Susahnya mantan teroris kembali ke masyarakat

Amir Tedjo

This is AI generated summarization, which may have errors. For context, always refer to the full article.

Susahnya mantan teroris kembali ke masyarakat
Selain masih adanya stigma negatif, masalah ekonomi juga butuh penyelesaian

 

LAMONGAN, Indonesia — Meski masih pagi, namun sinar matahari sudah menyengat, membuat dahi dan tubuh Yoyok Edi Sucahyo basah dengan keringat. Pagi itu ia baru saja usai melakukan gladi bersih upacara peringatan kemerdekaan RI. 

Upacara ini dilaksanakan di samping Masjid Baitul Muttaqien. Letaknya tak jauh dari sekretariat Yayasan Lingkar Perdamaian Solokuro, Tenggulun Lamongan pada 17 Agustus kemarin. Hari itu Yoyok bertugas sebagai komandan upacara.

Berkali-kali polisi dari Polres Lamongan meminta Yoyok untuk duduk beristirahat, karena upacara sesungguhnya masih belum dimulai. Namun Yoyok tak kuasa untuk menolak permintaan wartawan untuk wawancara. 

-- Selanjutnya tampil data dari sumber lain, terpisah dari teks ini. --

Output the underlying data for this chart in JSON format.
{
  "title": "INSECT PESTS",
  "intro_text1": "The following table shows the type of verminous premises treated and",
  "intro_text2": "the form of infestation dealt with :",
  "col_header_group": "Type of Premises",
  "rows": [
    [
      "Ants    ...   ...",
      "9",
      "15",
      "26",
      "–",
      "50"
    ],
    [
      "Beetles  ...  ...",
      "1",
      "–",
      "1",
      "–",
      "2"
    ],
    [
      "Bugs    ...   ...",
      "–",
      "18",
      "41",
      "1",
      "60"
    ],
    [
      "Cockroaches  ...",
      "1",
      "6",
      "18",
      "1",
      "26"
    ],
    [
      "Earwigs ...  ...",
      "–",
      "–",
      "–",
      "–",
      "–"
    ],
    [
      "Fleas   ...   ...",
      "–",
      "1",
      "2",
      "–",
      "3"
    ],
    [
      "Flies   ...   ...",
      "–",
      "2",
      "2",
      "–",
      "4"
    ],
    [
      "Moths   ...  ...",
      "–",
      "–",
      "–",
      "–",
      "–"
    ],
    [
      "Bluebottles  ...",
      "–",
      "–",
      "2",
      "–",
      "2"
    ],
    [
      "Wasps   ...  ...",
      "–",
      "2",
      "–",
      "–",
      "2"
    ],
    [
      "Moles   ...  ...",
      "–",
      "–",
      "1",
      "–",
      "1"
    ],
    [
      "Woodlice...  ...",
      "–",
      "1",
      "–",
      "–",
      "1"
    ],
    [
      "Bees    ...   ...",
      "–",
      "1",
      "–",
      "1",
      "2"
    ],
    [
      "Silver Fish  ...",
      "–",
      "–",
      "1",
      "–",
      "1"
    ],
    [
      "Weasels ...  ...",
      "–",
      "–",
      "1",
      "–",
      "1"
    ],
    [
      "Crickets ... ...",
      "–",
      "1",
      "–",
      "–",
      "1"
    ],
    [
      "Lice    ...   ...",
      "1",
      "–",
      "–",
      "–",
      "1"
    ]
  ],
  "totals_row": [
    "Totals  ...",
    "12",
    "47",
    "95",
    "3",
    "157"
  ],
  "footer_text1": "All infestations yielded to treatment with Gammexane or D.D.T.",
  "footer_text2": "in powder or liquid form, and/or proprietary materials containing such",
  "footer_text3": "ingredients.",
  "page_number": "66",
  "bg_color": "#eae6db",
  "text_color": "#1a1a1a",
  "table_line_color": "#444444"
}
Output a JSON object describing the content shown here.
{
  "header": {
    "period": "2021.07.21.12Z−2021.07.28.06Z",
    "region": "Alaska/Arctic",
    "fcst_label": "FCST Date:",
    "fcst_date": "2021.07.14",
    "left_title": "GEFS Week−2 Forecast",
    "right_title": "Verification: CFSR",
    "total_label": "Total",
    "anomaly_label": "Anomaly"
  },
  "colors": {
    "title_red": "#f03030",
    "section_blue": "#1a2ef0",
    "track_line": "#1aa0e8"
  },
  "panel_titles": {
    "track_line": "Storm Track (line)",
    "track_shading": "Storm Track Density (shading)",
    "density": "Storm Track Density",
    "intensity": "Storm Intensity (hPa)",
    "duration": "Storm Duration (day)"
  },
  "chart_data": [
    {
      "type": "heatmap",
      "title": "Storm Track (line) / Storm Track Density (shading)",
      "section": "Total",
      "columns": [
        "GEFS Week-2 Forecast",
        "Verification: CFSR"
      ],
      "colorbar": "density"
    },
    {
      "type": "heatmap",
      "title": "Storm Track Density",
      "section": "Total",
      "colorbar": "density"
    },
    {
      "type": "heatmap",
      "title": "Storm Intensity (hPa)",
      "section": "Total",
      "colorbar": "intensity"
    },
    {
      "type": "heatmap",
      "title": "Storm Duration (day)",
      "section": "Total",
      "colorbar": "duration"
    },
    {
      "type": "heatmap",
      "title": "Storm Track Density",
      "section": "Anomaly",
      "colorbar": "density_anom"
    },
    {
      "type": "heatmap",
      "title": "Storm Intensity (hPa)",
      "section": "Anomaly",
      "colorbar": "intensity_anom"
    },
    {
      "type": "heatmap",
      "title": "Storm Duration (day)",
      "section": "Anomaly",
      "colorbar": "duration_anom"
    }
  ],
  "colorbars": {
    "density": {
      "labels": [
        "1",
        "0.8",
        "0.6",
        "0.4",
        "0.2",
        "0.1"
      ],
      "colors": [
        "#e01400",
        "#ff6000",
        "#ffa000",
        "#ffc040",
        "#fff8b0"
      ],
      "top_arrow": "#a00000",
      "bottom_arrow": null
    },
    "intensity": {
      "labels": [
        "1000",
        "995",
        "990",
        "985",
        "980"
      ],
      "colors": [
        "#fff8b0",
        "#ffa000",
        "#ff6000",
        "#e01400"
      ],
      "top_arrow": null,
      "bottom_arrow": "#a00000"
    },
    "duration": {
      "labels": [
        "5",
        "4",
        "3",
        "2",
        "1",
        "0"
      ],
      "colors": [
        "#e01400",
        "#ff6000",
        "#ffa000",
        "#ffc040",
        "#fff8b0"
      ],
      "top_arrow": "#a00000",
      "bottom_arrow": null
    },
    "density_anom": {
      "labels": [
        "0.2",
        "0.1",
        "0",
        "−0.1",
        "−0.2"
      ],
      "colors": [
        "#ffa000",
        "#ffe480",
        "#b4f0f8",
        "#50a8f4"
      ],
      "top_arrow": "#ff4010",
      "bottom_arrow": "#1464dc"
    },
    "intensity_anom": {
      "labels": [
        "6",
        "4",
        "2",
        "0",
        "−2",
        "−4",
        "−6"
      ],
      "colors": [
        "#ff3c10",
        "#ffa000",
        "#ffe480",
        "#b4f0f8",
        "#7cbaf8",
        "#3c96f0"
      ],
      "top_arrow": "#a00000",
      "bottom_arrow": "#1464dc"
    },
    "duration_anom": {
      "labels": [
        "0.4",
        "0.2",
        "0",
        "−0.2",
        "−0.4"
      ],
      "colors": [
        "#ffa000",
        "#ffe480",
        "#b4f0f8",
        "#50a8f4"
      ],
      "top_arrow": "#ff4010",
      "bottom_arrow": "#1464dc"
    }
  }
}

Hari itu, Yoyok memang menjadi salah satu “bintang” dalam upacara peringatan 17 Agustus yang diselenggarakan oleh Yayasan Lingkar Perdamaian.

Yoyok alias Broyok pernah terlibat dalam jaringan terorisme. Pria asal Tenggulun, Solokuro, Lamongan ini adalah santri angkatan pertama Pondok Pesantren Al-Islam, tahun 1991. Dia adalah murid dari Ustadz Abu Faris yang sekarang menjadi komandan di Suriah. 

Meski pernah terlibat dalam jaringan teroris, namun Yoyok enggan menceritakan perannya dulu saat terlibat dalam jaringan terorisme di Indonesia. Dia kini aktif di Yayasan Lingkar Perdamaian bersama dengan ustad Ali Fauzi. Dalam yayasan ini, dia aktif menjangkau teman-teman ikhwan untuk diajak kembali ke pangkuan RI.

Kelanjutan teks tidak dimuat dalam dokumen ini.